Pour Julia Neupert, rédactrice de SWR2 Jazz, le débat sur le sexisme Me Too dans les écoles de jazz allemandes et dans le domaine des manifestations a été un sujet important cette année, lancé par un billet de blog de la musicienne Friede Merz. C'est là qu'elle aurait souhaité en discuter à plus grande échelle. Lorsque l'auteure lui a demandé ce qu'elle pensait du projet de fusion des programmes de jazz de l'ARD et de la réduction des contenus qui en découlerait, Neupert a répondu lors de l'entretien avec l'auteure qu'elle ne pensait pas que cela soit un sujet d'actualité dans un avenir proche et que cela n'avait pas de sens. Pour Rainer Kern, le directeur artistique de l'Enjoy Jazz Festival, la pratique des radiodiffuseurs de droit public, selon laquelle les artistes doivent céder des droits pour des enregistrements de concerts sur une longue période et dans de nombreuses zones géographiques, en échange d'une indemnisation minimale, est « scandaleuse ». Pour lui, la « durabilité » signifie, outre la minimisation des émissions, une rémunération équitable pour les artistes, mais aussi pour les collaborateurs de l'entreprise culturelle.

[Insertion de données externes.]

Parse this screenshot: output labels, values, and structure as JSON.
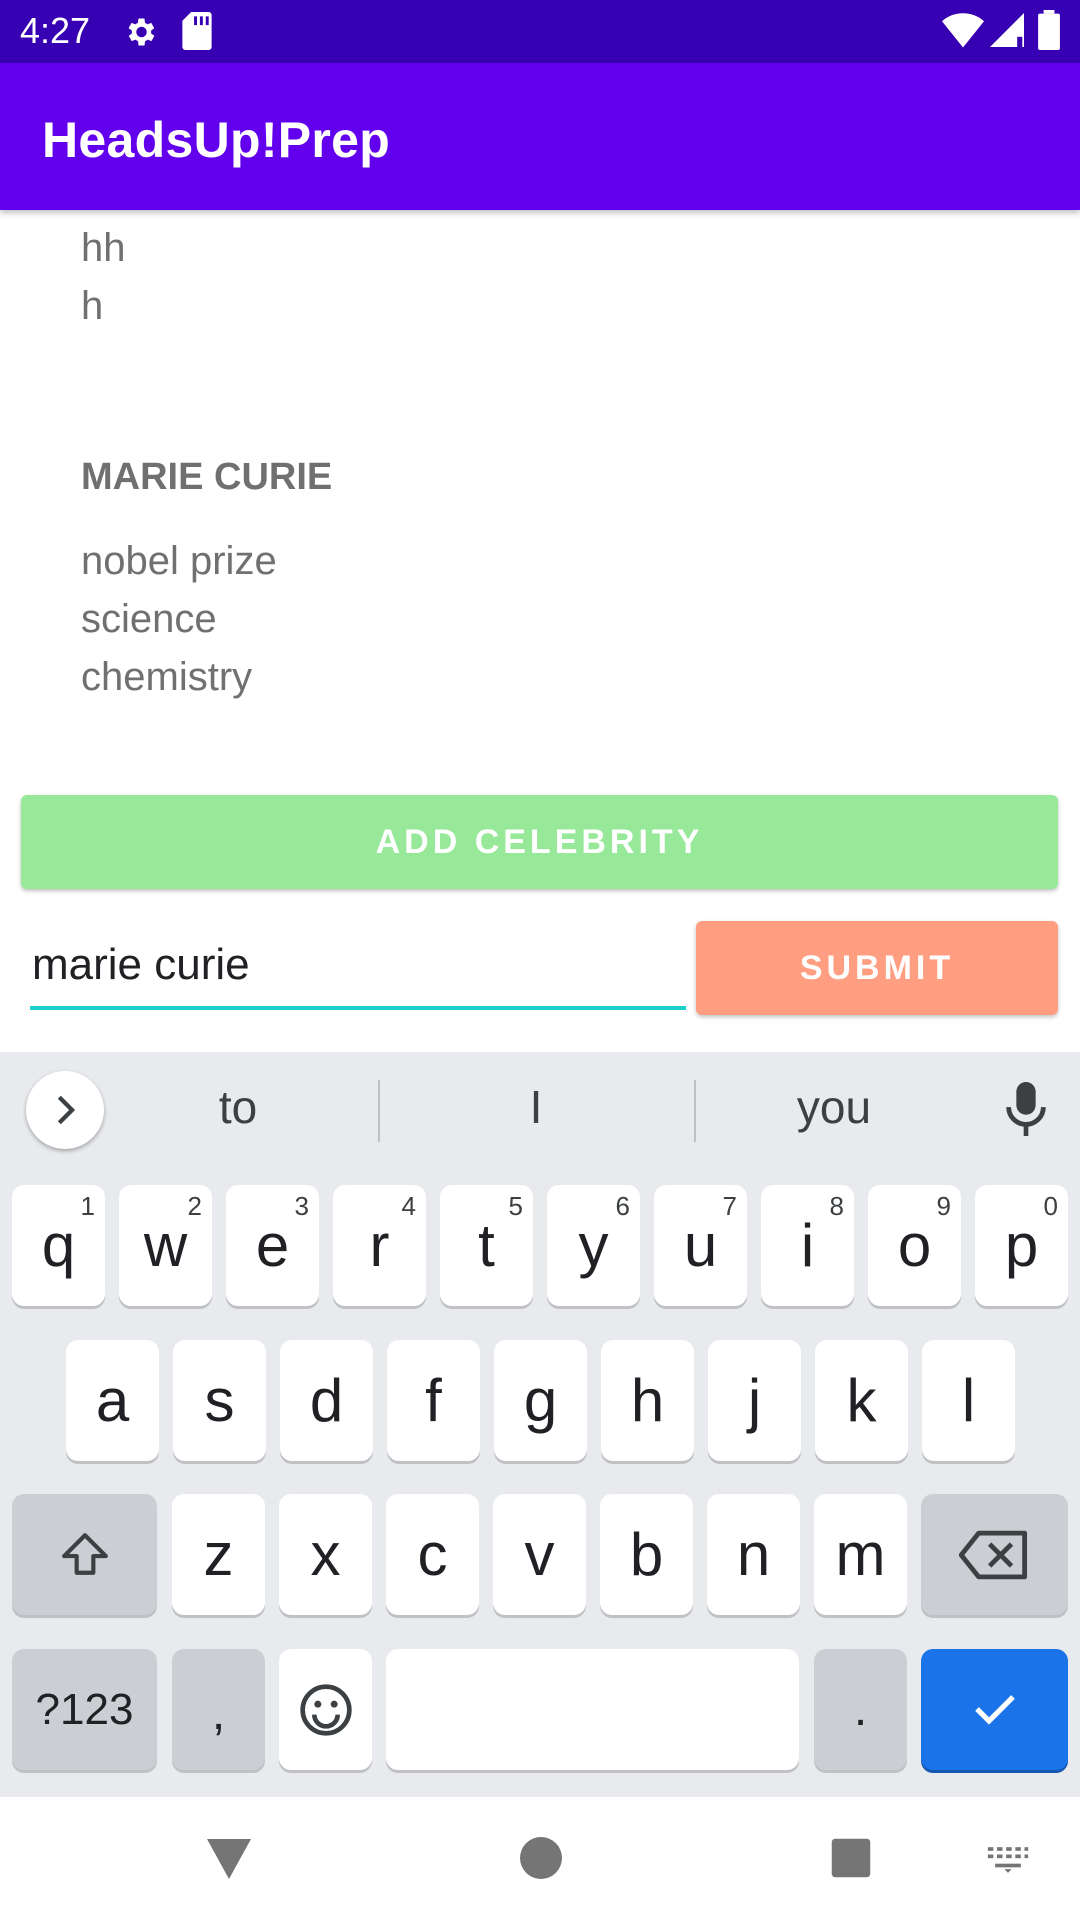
{
  "status_bar": {
    "time": "4:27"
  },
  "app_bar": {
    "title": "HeadsUp!Prep"
  },
  "list": {
    "partial_item_lines": [
      "hh",
      "h"
    ],
    "celebrity": {
      "name": "MARIE CURIE",
      "clues": [
        "nobel prize",
        "science",
        "chemistry"
      ]
    }
  },
  "actions": {
    "add_label": "ADD CELEBRITY",
    "submit_label": "SUBMIT",
    "add_color": "#98E89A",
    "submit_color": "#FF9E80"
  },
  "input": {
    "value": "marie curie"
  },
  "keyboard": {
    "suggestions": [
      "to",
      "I",
      "you"
    ],
    "row1": [
      {
        "k": "q",
        "h": "1"
      },
      {
        "k": "w",
        "h": "2"
      },
      {
        "k": "e",
        "h": "3"
      },
      {
        "k": "r",
        "h": "4"
      },
      {
        "k": "t",
        "h": "5"
      },
      {
        "k": "y",
        "h": "6"
      },
      {
        "k": "u",
        "h": "7"
      },
      {
        "k": "i",
        "h": "8"
      },
      {
        "k": "o",
        "h": "9"
      },
      {
        "k": "p",
        "h": "0"
      }
    ],
    "row2": [
      "a",
      "s",
      "d",
      "f",
      "g",
      "h",
      "j",
      "k",
      "l"
    ],
    "row3": [
      "z",
      "x",
      "c",
      "v",
      "b",
      "n",
      "m"
    ],
    "symbols_label": "?123",
    "comma": ",",
    "period": "."
  },
  "icons": {
    "settings": "gear-icon",
    "sd_card": "sd-card-icon",
    "wifi": "wifi-icon",
    "signal": "signal-icon",
    "battery": "battery-icon",
    "expand": "chevron-right-icon",
    "mic": "mic-icon",
    "shift": "shift-icon",
    "backspace": "backspace-icon",
    "emoji": "emoji-icon",
    "done": "check-icon",
    "back": "nav-back-icon",
    "home": "nav-home-icon",
    "recents": "nav-recents-icon",
    "keyboard_switch": "keyboard-icon"
  }
}
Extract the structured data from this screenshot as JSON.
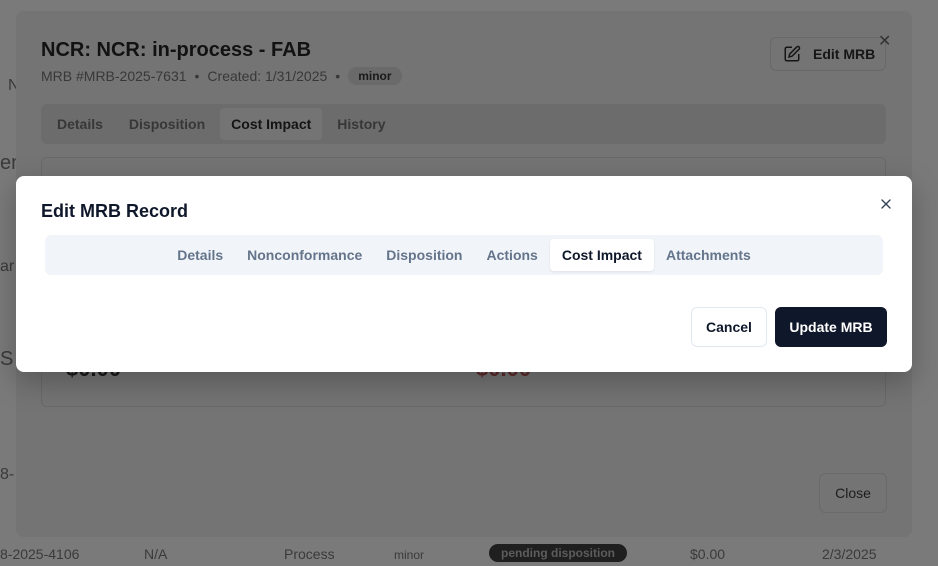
{
  "background": {
    "row": {
      "id": "8-2025-4106",
      "value": "N/A",
      "type": "Process",
      "severity": "minor",
      "status": "pending disposition",
      "cost": "$0.00",
      "date": "2/3/2025"
    },
    "fragments": [
      "N",
      "en",
      "ar",
      "S",
      "8-"
    ]
  },
  "detail_modal": {
    "title": "NCR: NCR: in-process - FAB",
    "mrb_number": "MRB #MRB-2025-7631",
    "created": "Created: 1/31/2025",
    "separator": "•",
    "severity_chip": "minor",
    "edit_button": "Edit MRB",
    "tabs": [
      "Details",
      "Disposition",
      "Cost Impact",
      "History"
    ],
    "active_tab": "Cost Impact",
    "amount_left": "$0.00",
    "amount_right": "$0.00",
    "close_button": "Close"
  },
  "edit_modal": {
    "title": "Edit MRB Record",
    "tabs": [
      "Details",
      "Nonconformance",
      "Disposition",
      "Actions",
      "Cost Impact",
      "Attachments"
    ],
    "active_tab": "Cost Impact",
    "cancel_button": "Cancel",
    "update_button": "Update MRB"
  },
  "colors": {
    "primary": "#0f172a",
    "muted_text": "#64748b",
    "tab_bg": "#f1f5f9",
    "border": "#e2e8f0",
    "overlay": "#6b6b6b"
  }
}
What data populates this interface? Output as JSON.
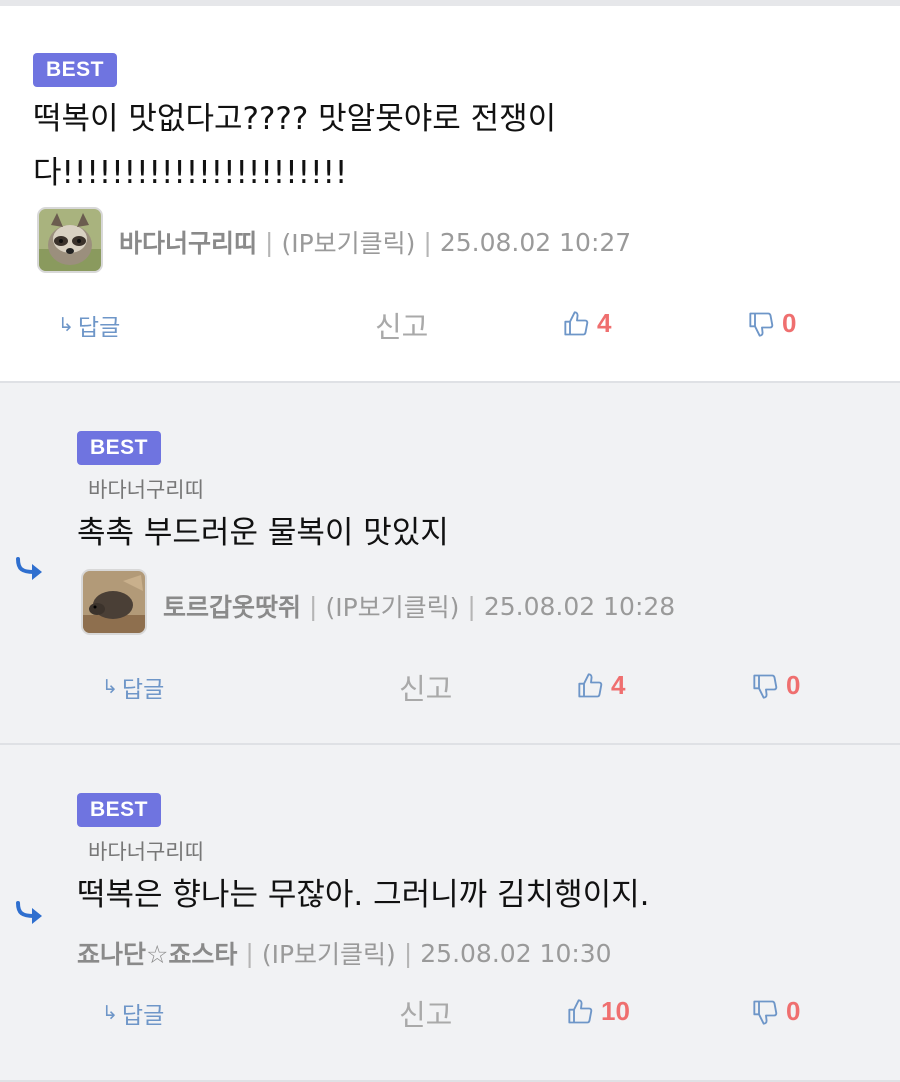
{
  "comments": [
    {
      "badge": "BEST",
      "mention": "",
      "text_line1": "떡복이 맛없다고???? 맛알못야로 전쟁이",
      "text_line2": "다!!!!!!!!!!!!!!!!!!!!!!!",
      "nickname": "바다너구리띠",
      "ip_label": "(IP보기클릭)",
      "timestamp": "25.08.02 10:27",
      "reply_label": "답글",
      "report_label": "신고",
      "likes": "4",
      "dislikes": "0"
    },
    {
      "badge": "BEST",
      "mention": "바다너구리띠",
      "text": "촉촉 부드러운 물복이 맛있지",
      "nickname": "토르갑옷땃쥐",
      "ip_label": "(IP보기클릭)",
      "timestamp": "25.08.02 10:28",
      "reply_label": "답글",
      "report_label": "신고",
      "likes": "4",
      "dislikes": "0"
    },
    {
      "badge": "BEST",
      "mention": "바다너구리띠",
      "text": "떡복은 향나는 무잖아. 그러니까 김치행이지.",
      "nickname": "죠나단☆죠스타",
      "ip_label": "(IP보기클릭)",
      "timestamp": "25.08.02 10:30",
      "reply_label": "답글",
      "report_label": "신고",
      "likes": "10",
      "dislikes": "0"
    }
  ],
  "separator": "|",
  "colors": {
    "badge": "#6f74e0",
    "vote_count": "#ef6f6f",
    "reply_link": "#6e96c8",
    "reply_indicator": "#2f6fcf"
  }
}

Mais il y a aussi du positif à signaler. Cette année, l'Enjoy Jazz Festival a présenté le Christian Broecking Award for Arts Education, un nouveau prix portant le nom du journaliste décédé en 2021 et doté de 10.000 euros, qui récompense des chercheurs et des artistes pour leur pertinence sociale. Cette année, le prix a été décerné à la batteuse et professeure américaine Terri Lyne Carrington pour le travail de son Institut pour le jazz et l'égalité des genres à Boston.

Cette année encore, de nombreuses publications passionnantes ont vu le jour. Parmi elles, les pianistes Aki Takase et Alexander von Schlippenbach ont enregistré Four Hands Piano Pieces, le trio de la saxophoniste Angelika Niescier avec la bassiste Tomeka Reid et la batteuse Savannah Harris Beyond Dragons ou Chamber Works de la saxophoniste Silke Eberhard avec son ensemble Potsa Lotsa XL. D'autres enregistrements importants ont été Velvet Revolution du saxophoniste Daniel Erdmann et Umbra du duo formé par le batteur Christian Lillinger et le pianiste Elias Stemeseder. Par ailleurs, Catching Ghosts du saxophoniste Peter Brötzmann est sorti à titre posthume, un enregistrement de son concert avec le batteur Hamid Drake et le joueur de oud Majid Bekkas lors du festival de jazz 2022.

Ces enregistrements, ainsi que de nombreux autres parus cette année, montrent que malgré la persistance de conditions précaires, le dévouement des artistes au jazz reste intact.